Prospero | Fashion forward

The Prada Foundation will transform Milan’s contemporary art offering

As a privately-funded museum with ample space, it is able to take more creative risks than the city’s cramped public institutions

By T.A. | MILAN

COMPARED with other major European cities, Milan’s contemporary art offering is slight. The Gallerie d’Arte Moderna, housed in a venerable palazzo, contains some important late-19th-century work, but little of note from the 20th century and nothing from the 21st. The Museo del Novecento, despite its name, is meant to consider contemporary work but has little room to do so; the Padiglione d’Arte Contemporanea is also constrained by space.

In recent years, the Prada Foundation has expanded to fill this gap. In April it will open an eight-storey tower on the Largo Isarco site, meaning that it will provide more exhibition space dedicated to contemporary art than the other museums combined. Indeed, it will be the largest contemporary art museum in Europe to be supported by private funds.

According to Jonathan Morris, a historian, Milan was always “more a Paris than a Manchester”, with artisans rather than factories producing the goods for the fashion and luxury markets. Spacious palazzos that housed the wealthiest families became the predominant spaces for the display of such artefacts. In the 20th century the city did attempt to address the lack of public galleries: centres for contemporary art were included in two major regeneration schemes, only to be dropped due to a lack of resources. The government of Milan in effect admitted the problem when in 2011 Stefan Boeri, then the city councillor in charge of arts and culture, suggested that the state should help private artistic initiatives in any way that they were able.
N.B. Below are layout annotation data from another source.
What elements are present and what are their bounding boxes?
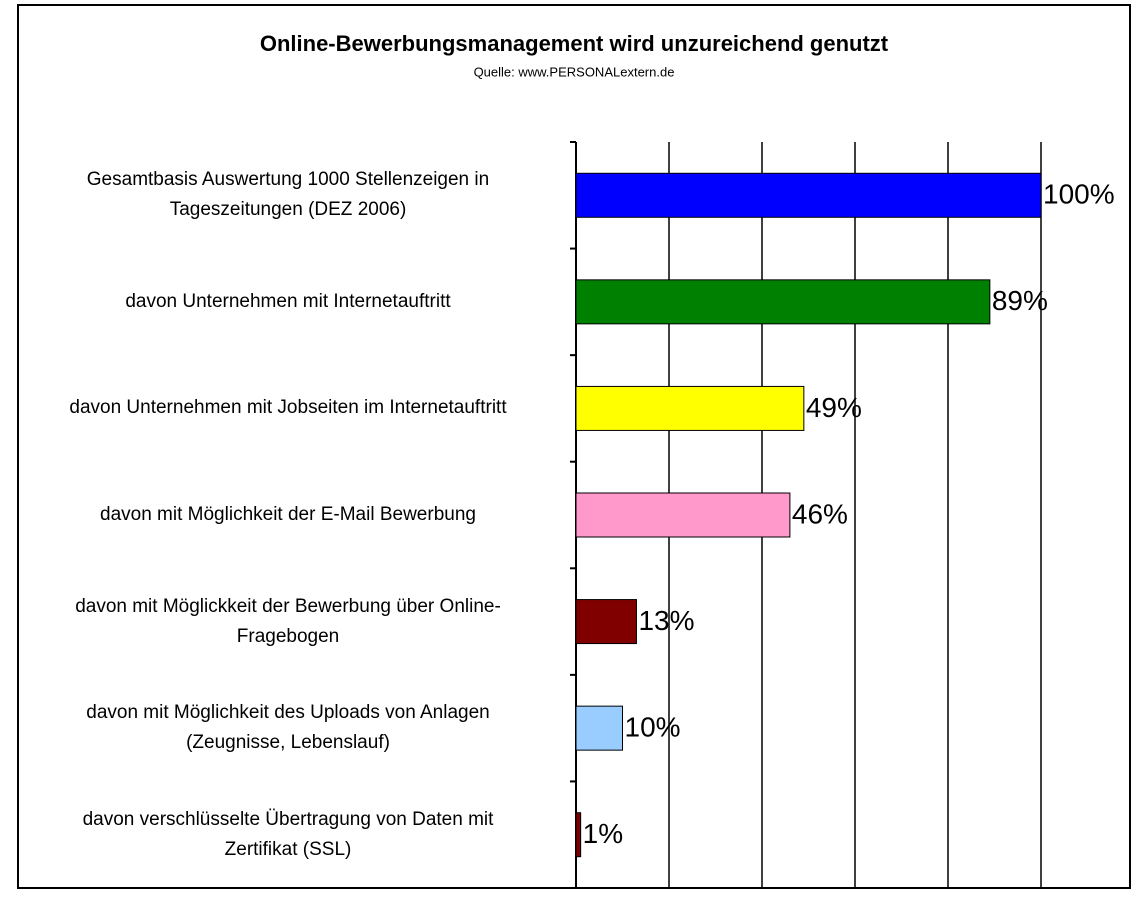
chart-title: Online-Bewerbungsmanagement wird unzurei… xyxy=(260,31,889,56)
value-label: 49% xyxy=(806,392,862,423)
bar xyxy=(575,385,805,431)
value-label: 1% xyxy=(583,818,623,849)
value-label: 100% xyxy=(1043,179,1115,210)
category-label: davon mit Möglichkeit des Uploads von An… xyxy=(86,702,490,754)
bar xyxy=(575,279,991,325)
category-label: davon verschlüsselte Übertragung von Dat… xyxy=(82,808,494,860)
category-label: davon Unternehmen mit Internetauftritt xyxy=(125,290,451,312)
bar xyxy=(575,812,582,858)
bar xyxy=(575,172,1042,218)
value-label: 10% xyxy=(625,712,681,743)
value-label: 89% xyxy=(992,285,1048,316)
category-label: davon Unternehmen mit Jobseiten im Inter… xyxy=(69,397,507,419)
value-label: 46% xyxy=(792,498,848,529)
chart-subtitle: Quelle: www.PERSONALextern.de xyxy=(474,64,675,79)
bar xyxy=(575,705,623,751)
bar xyxy=(575,599,637,645)
value-label: 13% xyxy=(638,605,694,636)
bar xyxy=(575,492,791,538)
category-label: davon mit Möglichkeit der E-Mail Bewerbu… xyxy=(100,504,476,525)
category-label: davon mit Möglickkeit der Bewerbung über… xyxy=(75,595,501,647)
category-label: Gesamtbasis Auswertung 1000 Stellenzeige… xyxy=(86,169,490,221)
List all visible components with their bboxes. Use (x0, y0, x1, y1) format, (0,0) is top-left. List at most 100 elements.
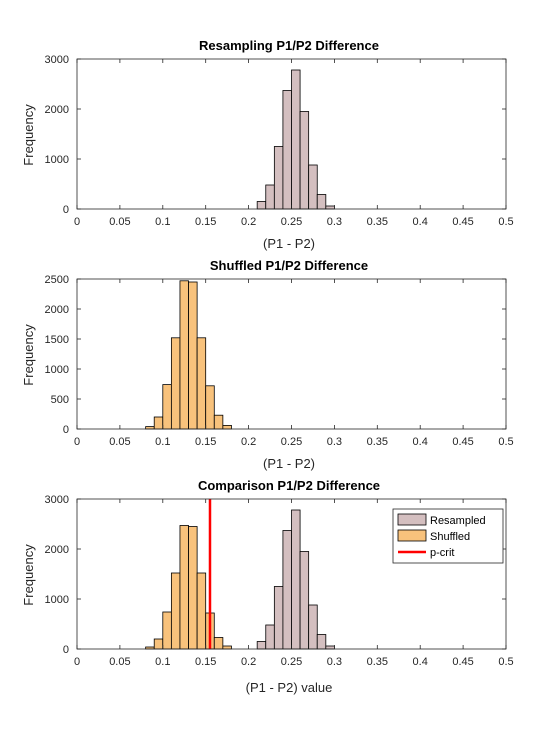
y-tick-label: 1000 (45, 594, 69, 606)
y-tick-label: 1000 (45, 154, 69, 166)
y-axis-label: Frequency (21, 324, 36, 386)
x-tick-label: 0.3 (327, 436, 342, 448)
x-tick-label: 0.5 (498, 436, 513, 448)
x-tick-label: 0.15 (195, 216, 216, 228)
histogram-bar (274, 147, 283, 210)
histogram-bar (214, 415, 223, 429)
legend-label-shuffled: Shuffled (430, 531, 470, 543)
plot-area (77, 279, 506, 429)
histogram-bar (283, 91, 292, 210)
y-tick-label: 2500 (45, 274, 69, 286)
y-tick-label: 3000 (45, 54, 69, 66)
y-tick-label: 2000 (45, 544, 69, 556)
y-tick-label: 2000 (45, 304, 69, 316)
histogram-bar (189, 282, 198, 429)
histogram-bar (197, 573, 206, 649)
histogram-bar (257, 202, 266, 210)
y-axis-label: Frequency (21, 104, 36, 166)
histogram-bar (326, 646, 335, 649)
x-tick-label: 0.2 (241, 436, 256, 448)
y-tick-label: 500 (51, 394, 69, 406)
histogram-bar (317, 195, 326, 210)
histogram-bar (223, 425, 232, 429)
histogram-bar (180, 281, 189, 429)
panel-title: Comparison P1/P2 Difference (198, 478, 380, 493)
histogram-bar (283, 531, 292, 650)
histogram-bar (257, 642, 266, 650)
histogram-bar (326, 206, 335, 209)
x-tick-label: 0.1 (155, 656, 170, 668)
y-tick-label: 0 (63, 204, 69, 216)
x-tick-label: 0.1 (155, 216, 170, 228)
x-tick-label: 0.1 (155, 436, 170, 448)
x-tick-label: 0.4 (413, 656, 428, 668)
histogram-bar (266, 625, 275, 649)
histogram-bar (171, 338, 180, 429)
x-axis-label: (P1 - P2) value (246, 680, 333, 695)
histogram-bar (223, 646, 232, 649)
x-axis-label: (P1 - P2) (263, 456, 315, 471)
x-tick-label: 0.25 (281, 436, 302, 448)
histogram-bar (317, 635, 326, 650)
x-tick-label: 0.4 (413, 216, 428, 228)
y-tick-label: 1000 (45, 364, 69, 376)
histogram-bar (180, 526, 189, 650)
histogram-bar (163, 612, 172, 649)
histogram-bar (189, 527, 198, 650)
x-tick-label: 0.15 (195, 656, 216, 668)
x-tick-label: 0.35 (367, 436, 388, 448)
x-tick-label: 0.05 (109, 436, 130, 448)
legend-swatch-resampled (398, 514, 426, 525)
histogram-bar (309, 605, 318, 649)
histogram-bar (274, 587, 283, 650)
y-tick-label: 0 (63, 644, 69, 656)
legend-label-resampled: Resampled (430, 515, 486, 527)
x-tick-label: 0.5 (498, 656, 513, 668)
x-tick-label: 0.45 (452, 656, 473, 668)
x-tick-label: 0.45 (452, 436, 473, 448)
histogram-bar (154, 417, 163, 429)
x-tick-label: 0.3 (327, 216, 342, 228)
x-tick-label: 0.2 (241, 656, 256, 668)
x-tick-label: 0.35 (367, 216, 388, 228)
histogram-bar (154, 639, 163, 649)
x-tick-label: 0 (74, 436, 80, 448)
bars-layer (77, 279, 506, 429)
histogram-bar (300, 552, 309, 650)
panel-title: Shuffled P1/P2 Difference (210, 258, 368, 273)
x-tick-label: 0.45 (452, 216, 473, 228)
x-tick-label: 0.25 (281, 216, 302, 228)
legend: Resampled Shuffled p-crit (393, 509, 503, 563)
panel-title: Resampling P1/P2 Difference (199, 38, 379, 53)
y-tick-label: 2000 (45, 104, 69, 116)
x-tick-label: 0.5 (498, 216, 513, 228)
x-tick-label: 0 (74, 656, 80, 668)
x-tick-label: 0.05 (109, 656, 130, 668)
histogram-bar (197, 338, 206, 429)
bars-layer (77, 59, 506, 209)
x-axis-label: (P1 - P2) (263, 236, 315, 251)
histogram-bar (292, 510, 301, 649)
x-tick-label: 0.35 (367, 656, 388, 668)
x-tick-label: 0.15 (195, 436, 216, 448)
histogram-bar (214, 638, 223, 650)
histogram-bar (292, 70, 301, 209)
legend-swatch-shuffled (398, 530, 426, 541)
legend-label-p-crit: p-crit (430, 547, 454, 559)
y-tick-label: 1500 (45, 334, 69, 346)
histogram-bar (266, 185, 275, 209)
x-tick-label: 0.25 (281, 656, 302, 668)
histogram-bar (163, 385, 172, 429)
y-tick-label: 0 (63, 424, 69, 436)
histogram-bar (206, 386, 215, 429)
x-tick-label: 0.4 (413, 436, 428, 448)
y-tick-label: 3000 (45, 494, 69, 506)
histogram-bar (309, 165, 318, 209)
x-tick-label: 0.3 (327, 656, 342, 668)
y-axis-label: Frequency (21, 544, 36, 606)
x-tick-label: 0.2 (241, 216, 256, 228)
histogram-bar (171, 573, 180, 649)
histogram-bar (300, 112, 309, 210)
x-tick-label: 0.05 (109, 216, 130, 228)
Miucca Prada, the granddaughter of Mario Prada, the founder, had turned the luxury fashion house into a profitable international brand through strident design and a refusal to follow the crowd. With Patrizio Bertelli, her husband and business partner, she established the Prada Foundation in 1993 in order to pursue a burgeoning interest in contemporary art. In friendly competition with other bodies such as the Fondazione Nicola Trussardi, it hosted exhibitions by artists such as Tobias Rehberger and Thomas Demand, giving them the funds and space to create site-specific pieces or to show particularly large ones.

As such, the Prada Foundation began to address the city’s lack of contemporary art facilities on a site which is itself a statement of intent. Housed in an early-20th-century gin distillery, the building had no real architectural merit. OMA, the architects charged with renovating the site, clad one existing building entirely in gold leaf and another in aluminium foam. The new building looks as if Umberto Boccioni, a Futurist sculptor, had designed a concrete water tower, and adds around 2,000 square metres of gallery space to the existing 11,000 square metres, as well as a restaurant. By alternating rectangular and triangular floor plans the architects have created radically different gallery spaces: as the visitor moves up the storeys the ceilings increase in height, gradually opening out to the sky and the city. The building will house the Prada Foundation’s permanent collection—including artists such as Thomas Demand and Louise Bourgeois—as well as future acquisitions.

In the three years since the Largo Isarco site opened, the Prada Foundation has grown into a cultural institution with a singular energy and breadth of interest. It has been keen to showcase contemporary art and explore unexpected or difficult parts of the artistic patrimony of Italy. Last year they hosted Francesco Vezzoli’s artistic response to the design of Italian television shows in the 1970s, alongside exhibitions by key international contemporary artists. “Post Zang Tumb Tuuum. Art Life Politics: Italia 1918-1943”, its latest exhibition (and largest ever), is similarly brave. It explores Italian art between the wars and how the avant-garde came to collude with Mussolini’s government.

Major public institutions are often reluctant, or unable, to tackle such sensitive topics in depth. It seems that the Prada Foundation sees its role in both civic and creative terms—neatly symbolised by its new tower, dominating the skyline of the often-ignored southern part of Milan.